Community leaders say an unprecedented number of Christian families are already migrating from Gaza — rattled by the religious tensions and tough economic sanctions Israel imposed on the area after the Hamas takeover.
While no official statistics were available, the signs of the flight are evident. Rev. Manuel Musallem, head of Gaza’s Roman Catholic church, said he alone knows of seven families that sold their properties and left the area, and 15 more are preparing to do the same.
Musallem blamed Israeli sanctions and excessive violence in Gaza for the flight.
“In previous years we didn’t see this rate of migration,” Musallem said. “Now, exit is not on individual basis. Whole families are leaving, selling their cars, homes and all their properties.”
The signs of despair are evident at Ayyad’s home. Posters declaring him a “martyr of Jesus” hang on the walls. There is no Christmas tree this year.

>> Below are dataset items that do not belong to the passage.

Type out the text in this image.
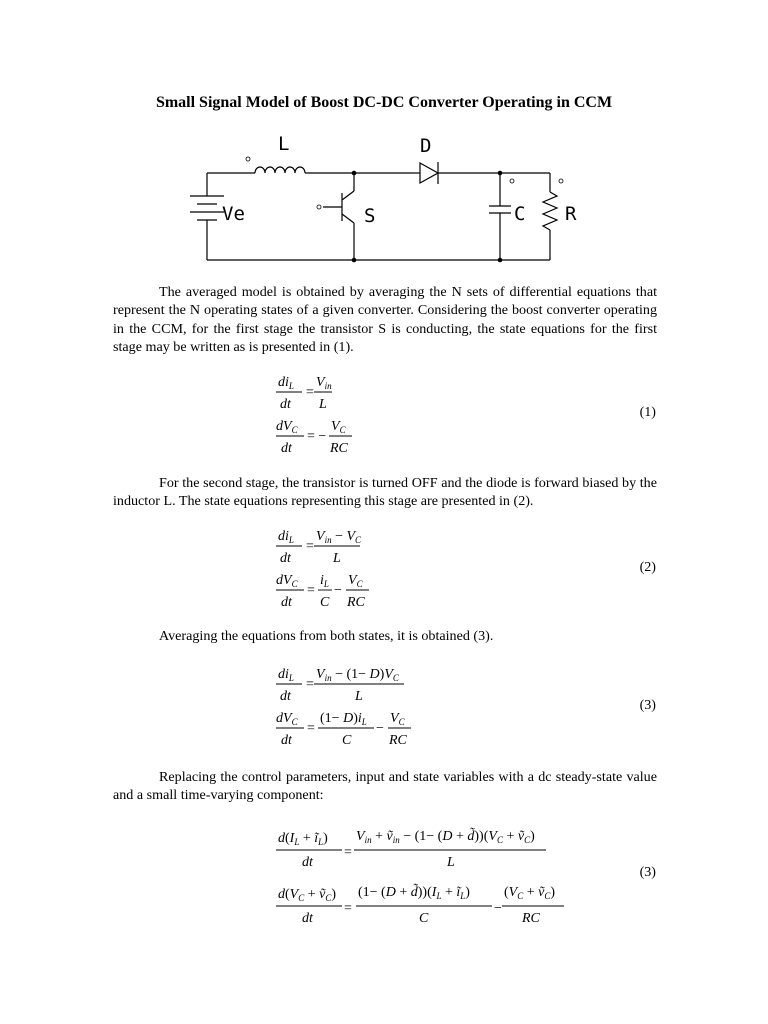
Small Signal Model of Boost DC-DC Converter Operating in CCM
L	D
Ve	S	C R

The averaged model is obtained by averaging the N sets of differential equations that represent the N operating states of a given converter. Considering the boost converter operating in the CCM, for the first stage the transistor S is conducting, the state equations for the first stage may be written as is presented in (1).

$di_L$
dt
=
$V_{in}$
L
$dV_C$
dt
= −
$V_C$
RC
(1)

For the second stage, the transistor is turned OFF and the diode is forward biased by the inductor L. The state equations representing this stage are presented in (2).

$di_L$
dt
=
$V_{in} - V_C$
L
$dV_C$
dt
=
$i_L$
C
−
$V_C$
RC
(2)

Averaging the equations from both states, it is obtained (3).

$di_L$
dt
=
$V_{in} - (1- D)V_C$
L
$dV_C$
dt
=
$(1- D)i_L$
C
−
$V_C$
RC
(3)

Replacing the control parameters, input and state variables with a dc steady-state value and a small time-varying component:

$d(I_L$ + $ĩ_L$)
dt
=
$V_{in}$ + ṽ$_{in}$ − $(1- (D + d̃))(V_C$ + ṽ$_C$)
L
$d(V_C$ + ṽ$_C$)
dt
=
$(1- (D + d̃))(I_L$ + $ĩ_L$)
C
−
($V_C$ + ṽ$_C$)
RC
(3)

Ayyad’s older brother, 35-year old Ibrahim, said his 6-year old son, Khedr, was nagged in school about his uncle’s murder. Muslim schoolmates call him “infidel.”
Ayyad’s wife, Pauline, 29, left for Bethlehem a month ago with her two children. She said their 3-year-old son, George, has been shattered by his father’s death.
“I tell him Papa Noel (Santa Claus) is coming to see you, and he tells me he wants Papa Rami,” she said tearfully during a telephone interview.
Pauline, who is seven months pregnant, said she plans to come back to Gaza for the birth.
But many Christians privately said they would use their travel permits to leave Gaza for good, even if that means remaining in the West Bank as illegal residents. Israeli security officials said they were permitting 400 Gaza Christians to travel through Israel to Bethlehem for Christmas.
Fouad, a distant relative of Ayyad, said he also is packing up. He said his father, a guard at a local church, was stopped recently by unknown bearded men who put a gun to his head before he was rescued by passers-by.
“We don’t know why it happened,” the 20-year-old police officer said. “We can’t be sure how they (Muslims) think anymore.”
Those who are staying are trying to limit the risks. Nazek Surri, a Roman Catholic, walked out from Sunday’s service with a Muslim-style scarf covering her head.
“We have to respect the atmosphere we are living in. We have to go with the trend,” she said.